花に謝った朝も、私が座るまで待ってくれた夕食も、確かにあった。直樹は、自分でご飯をよそい、娘の最後の一口を残せた。
できなかったわけではなかった。
「でも、そのあとは、また怒らせたら何をされるんだろうって。そればかり考えてた」
声を大きくしなくても、言葉は出てきた。
「もう、そんな暮らしには戻りたくない」
直樹は黙った。
ここで私が謝れば、話を続けられるのかもしれない。私も悪かったから、とまた差し出せば、直樹はうなずくのかもしれない。
でも、そのあとに続く暮らしを、私はもう知っていた。
姉が袋を一つ持った。
私も残りを持ち上げ、玄関の扉に手を掛けた。
「待ってくれ。俺、これからどうすれば……」
振り返ると、直樹は廊下に立っていた。
「また三人で、ご飯食べようよ。今度こそ、お前たちの分は残すから」
最後まで、残すと言うのだと思った。
私と花が食べるものは、夫が食べたあとに残してくれるものなのだと。
私は袋の持ち手を握り直した。
「残してもらわなくても、もう、自分たちで食べられるよ」
扉を開けた。
姉と並んで廊下を歩いた。後ろから呼ばれるかもしれないと、肩に力が入っていたけれど、足は止めなかった。
*
数か月後、離婚が成立した。
花に関わることや、暮らしを分けるために必要なことを、一つずつ話して決めた。顔を見れば穏やかに話せるという関係には戻れず、やり取りだけで疲れる日もあった。

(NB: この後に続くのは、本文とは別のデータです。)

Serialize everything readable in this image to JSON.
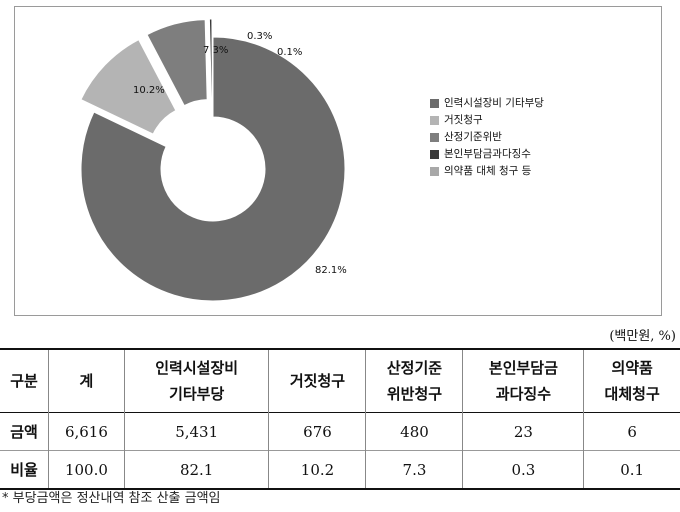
{
  "chart_data": {
    "type": "pie",
    "categories": [
      "인력시설장비 기타부당",
      "거짓청구",
      "산정기준위반",
      "본인부담금과다징수",
      "의약품 대체 청구 등"
    ],
    "values": [
      82.1,
      10.2,
      7.3,
      0.3,
      0.1
    ],
    "data_labels": [
      "82.1%",
      "10.2%",
      "7.3%",
      "0.3%",
      "0.1%"
    ],
    "colors": [
      "#6b6b6b",
      "#b4b4b4",
      "#7e7e7e",
      "#3a3a3a",
      "#a8a8a8"
    ],
    "donut": true,
    "exploded": true,
    "legend_position": "right"
  },
  "unit_note": "(백만원, %)",
  "table": {
    "headers": [
      "구분",
      "계",
      "인력시설장비\n기타부당",
      "거짓청구",
      "산정기준\n위반청구",
      "본인부담금\n과다징수",
      "의약품\n대체청구"
    ],
    "rows": [
      [
        "금액",
        "6,616",
        "5,431",
        "676",
        "480",
        "23",
        "6"
      ],
      [
        "비율",
        "100.0",
        "82.1",
        "10.2",
        "7.3",
        "0.3",
        "0.1"
      ]
    ]
  },
  "footnote": "* 부당금액은 정산내역 참조 산출 금액임"
}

それでも、話を終えたあとに帰る場所は、もうあの家ではなかった。
直樹は内勤へ異動した。
収入が減り、以前のマンションを引き払ったと聞いた。
*
小さなアパートで、直樹は母親が持ってきた料理を机に並べた。
容器のふたを開ける。肉も、煮物も、一人では十分すぎるほど入っていた。
いつものようにテレビをつけて、スマートフォンを手に取る。
『頼む。もう一度やり直したい』
しばらくして届いた返事は、短かった。
『戻るつもりはありません。これからの連絡は、花のことだけにしてください』
直樹は画面を見つめた。
料理なら、まだたくさんある。急いで食べなくてもいい。好きなものを最後に残しても、誰にも取られない。
「……遥」
テレビから笑い声が流れた。
直樹は箸を持ち上げたが、そのまま置いた。
目の前には十分な料理があり、向かいには壁があった。
*
新しい暮らしは、楽なことばかりではなかった。
発注の研修で覚えることは多く、仕事を終えると迎えの時間が気になった。姉に助けてもらう日もあったし、夕食を簡単に済ませる日もあった。

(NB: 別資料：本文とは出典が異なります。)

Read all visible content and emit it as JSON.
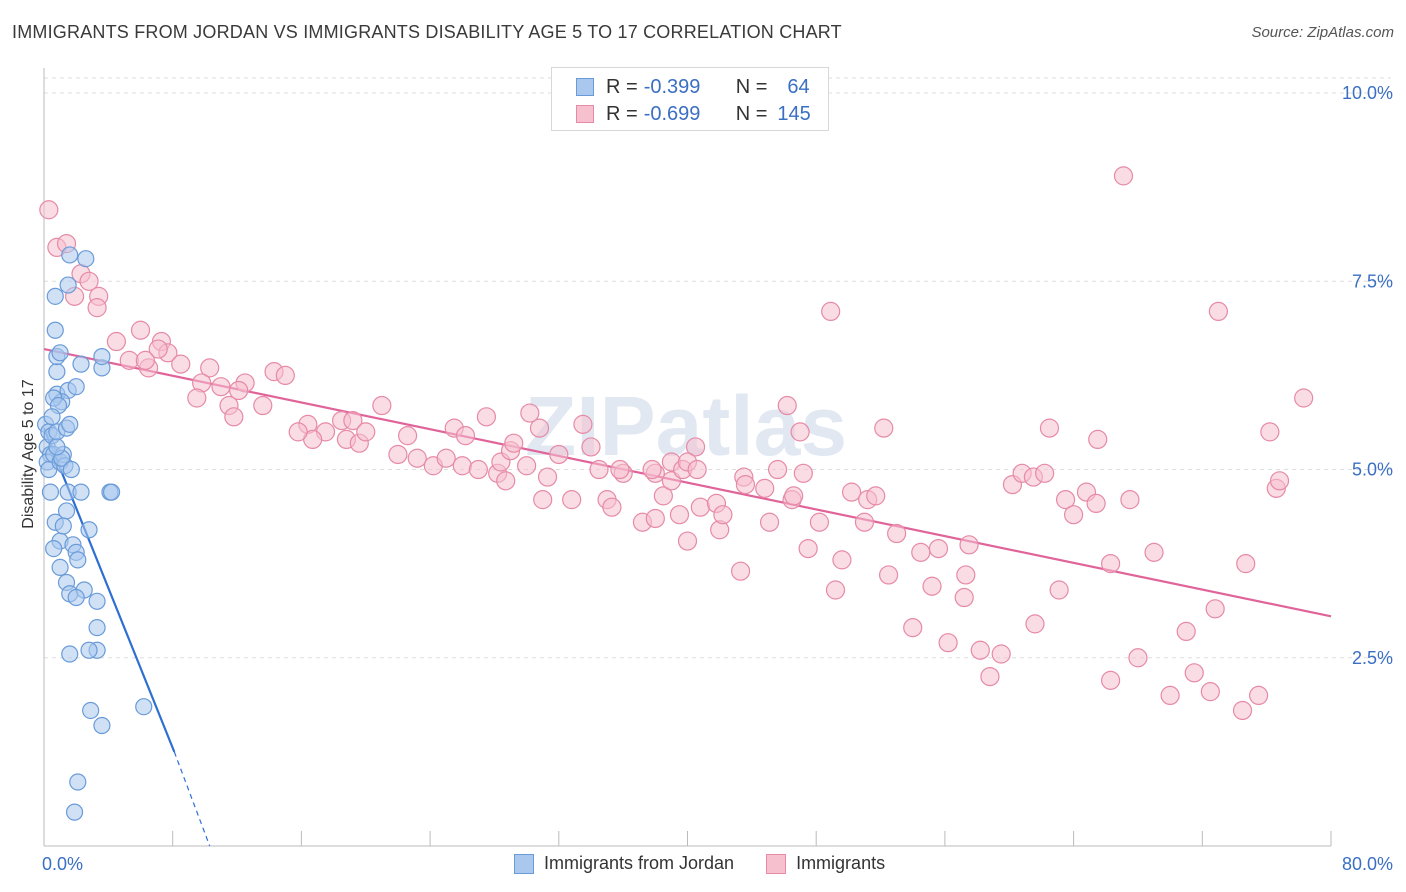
{
  "title": "IMMIGRANTS FROM JORDAN VS IMMIGRANTS DISABILITY AGE 5 TO 17 CORRELATION CHART",
  "source": "Source: ZipAtlas.com",
  "watermark": "ZIPatlas",
  "legend_top": [
    {
      "r_label": "R =",
      "r_value": "-0.399",
      "n_label": "N =",
      "n_value": "64"
    },
    {
      "r_label": "R =",
      "r_value": "-0.699",
      "n_label": "N =",
      "n_value": "145"
    }
  ],
  "legend_bottom": [
    {
      "label": "Immigrants from Jordan"
    },
    {
      "label": "Immigrants"
    }
  ],
  "colors": {
    "jordan_fill": "#aac8ee",
    "jordan_stroke": "#6a9bd8",
    "jordan_line": "#2e6fd3",
    "imm_fill": "#f6c0cf",
    "imm_stroke": "#e68aa6",
    "imm_line": "#e0649a",
    "tick_text": "#3a6fc4",
    "grid": "#dddddd"
  },
  "chart_data": {
    "type": "scatter",
    "title": "IMMIGRANTS FROM JORDAN VS IMMIGRANTS DISABILITY AGE 5 TO 17 CORRELATION CHART",
    "xlabel": "",
    "ylabel": "Disability Age 5 to 17",
    "xlim": [
      0,
      80
    ],
    "ylim": [
      0,
      10.2
    ],
    "x_tick_labels": [
      "0.0%",
      "80.0%"
    ],
    "y_ticks": [
      2.5,
      5.0,
      7.5,
      10.0
    ],
    "y_tick_labels": [
      "2.5%",
      "5.0%",
      "7.5%",
      "10.0%"
    ],
    "grid": true,
    "legend_placement": "top-center and bottom",
    "series": [
      {
        "name": "Immigrants from Jordan",
        "r": -0.399,
        "n": 64,
        "trend": {
          "x": [
            0,
            8.1
          ],
          "y": [
            5.55,
            1.25
          ],
          "dashed_extension_to": [
            10.3,
            0.0
          ]
        },
        "points": [
          [
            0.1,
            5.6
          ],
          [
            0.2,
            5.3
          ],
          [
            0.3,
            5.5
          ],
          [
            0.4,
            5.2
          ],
          [
            0.2,
            5.1
          ],
          [
            0.5,
            5.45
          ],
          [
            0.3,
            5.0
          ],
          [
            0.6,
            5.2
          ],
          [
            0.8,
            5.5
          ],
          [
            1.0,
            5.1
          ],
          [
            1.2,
            5.2
          ],
          [
            0.4,
            4.7
          ],
          [
            0.7,
            4.3
          ],
          [
            1.5,
            4.7
          ],
          [
            1.4,
            4.45
          ],
          [
            1.0,
            4.05
          ],
          [
            1.2,
            4.25
          ],
          [
            2.8,
            4.2
          ],
          [
            2.3,
            4.7
          ],
          [
            4.1,
            4.7
          ],
          [
            4.2,
            4.7
          ],
          [
            1.8,
            4.0
          ],
          [
            2.0,
            3.9
          ],
          [
            2.1,
            3.8
          ],
          [
            0.6,
            3.95
          ],
          [
            1.0,
            3.7
          ],
          [
            1.4,
            3.5
          ],
          [
            1.6,
            3.35
          ],
          [
            2.5,
            3.4
          ],
          [
            2.0,
            3.3
          ],
          [
            3.3,
            3.25
          ],
          [
            3.3,
            2.9
          ],
          [
            3.3,
            2.6
          ],
          [
            2.8,
            2.6
          ],
          [
            1.6,
            2.55
          ],
          [
            2.9,
            1.8
          ],
          [
            3.6,
            1.6
          ],
          [
            6.2,
            1.85
          ],
          [
            2.1,
            0.85
          ],
          [
            1.9,
            0.45
          ],
          [
            0.7,
            7.3
          ],
          [
            1.5,
            7.45
          ],
          [
            1.6,
            7.85
          ],
          [
            2.6,
            7.8
          ],
          [
            0.7,
            6.85
          ],
          [
            0.8,
            6.3
          ],
          [
            0.8,
            6.5
          ],
          [
            1.0,
            6.55
          ],
          [
            2.3,
            6.4
          ],
          [
            3.6,
            6.35
          ],
          [
            3.6,
            6.5
          ],
          [
            0.8,
            6.0
          ],
          [
            1.5,
            6.05
          ],
          [
            1.1,
            5.9
          ],
          [
            2.0,
            6.1
          ],
          [
            0.6,
            5.95
          ],
          [
            1.4,
            5.55
          ],
          [
            1.6,
            5.6
          ],
          [
            0.9,
            5.85
          ],
          [
            0.5,
            5.7
          ],
          [
            1.3,
            5.05
          ],
          [
            1.1,
            5.15
          ],
          [
            0.8,
            5.3
          ],
          [
            1.7,
            5.0
          ]
        ]
      },
      {
        "name": "Immigrants",
        "r": -0.699,
        "n": 145,
        "trend": {
          "x": [
            0,
            80
          ],
          "y": [
            6.6,
            3.05
          ]
        },
        "points": [
          [
            0.3,
            8.45
          ],
          [
            0.8,
            7.95
          ],
          [
            1.4,
            8.0
          ],
          [
            2.3,
            7.6
          ],
          [
            2.8,
            7.5
          ],
          [
            1.9,
            7.3
          ],
          [
            3.4,
            7.3
          ],
          [
            3.3,
            7.15
          ],
          [
            4.5,
            6.7
          ],
          [
            6.0,
            6.85
          ],
          [
            7.3,
            6.7
          ],
          [
            7.7,
            6.55
          ],
          [
            7.1,
            6.6
          ],
          [
            5.3,
            6.45
          ],
          [
            6.5,
            6.35
          ],
          [
            6.3,
            6.45
          ],
          [
            8.5,
            6.4
          ],
          [
            10.3,
            6.35
          ],
          [
            9.8,
            6.15
          ],
          [
            11.0,
            6.1
          ],
          [
            12.5,
            6.15
          ],
          [
            12.1,
            6.05
          ],
          [
            14.3,
            6.3
          ],
          [
            15.0,
            6.25
          ],
          [
            9.5,
            5.95
          ],
          [
            11.5,
            5.85
          ],
          [
            11.8,
            5.7
          ],
          [
            13.6,
            5.85
          ],
          [
            16.4,
            5.6
          ],
          [
            17.5,
            5.5
          ],
          [
            16.7,
            5.4
          ],
          [
            15.8,
            5.5
          ],
          [
            18.5,
            5.65
          ],
          [
            19.2,
            5.65
          ],
          [
            18.8,
            5.4
          ],
          [
            19.6,
            5.35
          ],
          [
            20.0,
            5.5
          ],
          [
            21.0,
            5.85
          ],
          [
            22.0,
            5.2
          ],
          [
            22.6,
            5.45
          ],
          [
            23.2,
            5.15
          ],
          [
            24.2,
            5.05
          ],
          [
            25.0,
            5.15
          ],
          [
            25.5,
            5.55
          ],
          [
            26.2,
            5.45
          ],
          [
            26.0,
            5.05
          ],
          [
            27.0,
            5.0
          ],
          [
            27.5,
            5.7
          ],
          [
            28.2,
            4.95
          ],
          [
            28.4,
            5.1
          ],
          [
            29.0,
            5.25
          ],
          [
            29.2,
            5.35
          ],
          [
            30.2,
            5.75
          ],
          [
            30.8,
            5.55
          ],
          [
            28.7,
            4.85
          ],
          [
            30.0,
            5.05
          ],
          [
            31.0,
            4.6
          ],
          [
            31.3,
            4.9
          ],
          [
            32.0,
            5.2
          ],
          [
            32.8,
            4.6
          ],
          [
            33.5,
            5.6
          ],
          [
            34.0,
            5.3
          ],
          [
            34.5,
            5.0
          ],
          [
            35.0,
            4.6
          ],
          [
            35.3,
            4.5
          ],
          [
            36.0,
            4.95
          ],
          [
            35.8,
            5.0
          ],
          [
            37.2,
            4.3
          ],
          [
            38.0,
            4.95
          ],
          [
            38.5,
            4.65
          ],
          [
            37.8,
            5.0
          ],
          [
            38.0,
            4.35
          ],
          [
            39.0,
            4.85
          ],
          [
            39.0,
            5.1
          ],
          [
            39.5,
            4.4
          ],
          [
            40.5,
            5.3
          ],
          [
            39.7,
            5.0
          ],
          [
            40.0,
            5.1
          ],
          [
            40.0,
            4.05
          ],
          [
            40.6,
            5.0
          ],
          [
            40.8,
            4.5
          ],
          [
            41.8,
            4.55
          ],
          [
            42.0,
            4.2
          ],
          [
            42.2,
            4.4
          ],
          [
            43.3,
            3.65
          ],
          [
            43.5,
            4.9
          ],
          [
            43.6,
            4.8
          ],
          [
            44.8,
            4.75
          ],
          [
            45.1,
            4.3
          ],
          [
            45.6,
            5.0
          ],
          [
            46.2,
            5.85
          ],
          [
            46.5,
            4.6
          ],
          [
            46.6,
            4.65
          ],
          [
            47.2,
            4.95
          ],
          [
            47.0,
            5.5
          ],
          [
            47.5,
            3.95
          ],
          [
            48.2,
            4.3
          ],
          [
            48.9,
            7.1
          ],
          [
            49.2,
            3.4
          ],
          [
            49.6,
            3.8
          ],
          [
            50.2,
            4.7
          ],
          [
            51.2,
            4.6
          ],
          [
            51.0,
            4.3
          ],
          [
            51.7,
            4.65
          ],
          [
            52.2,
            5.55
          ],
          [
            52.5,
            3.6
          ],
          [
            53.0,
            4.15
          ],
          [
            54.0,
            2.9
          ],
          [
            54.5,
            3.9
          ],
          [
            55.2,
            3.45
          ],
          [
            55.6,
            3.95
          ],
          [
            56.2,
            2.7
          ],
          [
            57.3,
            3.6
          ],
          [
            57.5,
            4.0
          ],
          [
            57.2,
            3.3
          ],
          [
            58.2,
            2.6
          ],
          [
            58.8,
            2.25
          ],
          [
            59.5,
            2.55
          ],
          [
            60.2,
            4.8
          ],
          [
            60.8,
            4.95
          ],
          [
            61.5,
            4.9
          ],
          [
            62.2,
            4.95
          ],
          [
            61.6,
            2.95
          ],
          [
            62.5,
            5.55
          ],
          [
            63.1,
            3.4
          ],
          [
            63.5,
            4.6
          ],
          [
            64.0,
            4.4
          ],
          [
            64.8,
            4.7
          ],
          [
            65.4,
            4.55
          ],
          [
            65.5,
            5.4
          ],
          [
            66.3,
            3.75
          ],
          [
            66.3,
            2.2
          ],
          [
            67.1,
            8.9
          ],
          [
            67.5,
            4.6
          ],
          [
            68.0,
            2.5
          ],
          [
            69.0,
            3.9
          ],
          [
            70.0,
            2.0
          ],
          [
            71.0,
            2.85
          ],
          [
            71.5,
            2.3
          ],
          [
            72.5,
            2.05
          ],
          [
            72.8,
            3.15
          ],
          [
            73.0,
            7.1
          ],
          [
            74.5,
            1.8
          ],
          [
            74.7,
            3.75
          ],
          [
            75.5,
            2.0
          ],
          [
            76.2,
            5.5
          ],
          [
            76.6,
            4.75
          ],
          [
            76.8,
            4.85
          ],
          [
            78.3,
            5.95
          ]
        ]
      }
    ]
  }
}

部屋は前より狭い。買い物をするときには、値札をよく見る。
けれど、足りなくなった弁当を朝から作り直すことはなくなった。
制服は、前の晩に掛けた場所で乾いている。予定を決めるとき、誰かの機嫌を確かめなくてよくなった。
花の学校の話を聞く余裕が、少しずつ戻ってきた。
休日、娘とスーパーへ行った。
魚売り場で足を止めると、きれいな切り身が並んでいた。
「今日はママ、焼き魚が食べたいな」
口に出してから、私は花を見た。
「じゃあ、お味噌汁はお豆腐がいい」
「いいね」
二切れの魚と、豆腐をかごへ入れた。
それだけで献立が決まった。
肉に変えなくていい。明日に延ばさなくていい。私が今日食べたいものを、今日、食べられる。
夕方、魚を焼く匂いが小さな台所に広がった。
花が二人分の箸を並べ、私は皿に一切れずつ盛りつけた。
豆腐の味噌汁を運び、娘の向かいに座る。
「お待たせ」
「いただきます!」
「いただきます」
箸を入れると、焼けた皮の下から白い身がほぐれた。
一口、食べる。
香ばしくて、ふっくらして、魚の甘さがした。
「……おいしい」
思わず笑うと、花も笑った。
「ママ、聞いて。学校でね――」
「うん」
花は箸を置いて、両手を広げた。
友達と遊んだときのことを、身振りいっぱいに話し始める。私は箸を止め、娘の顔を見た。
花の皿には、まだ魚が残っていた。
私の皿にも。
話し終えたら、続きを食べればいい。
今日あったことを、ゆっくり聞いてからでいい。
私は味噌汁を一口飲んだ。
まだ、温かかった。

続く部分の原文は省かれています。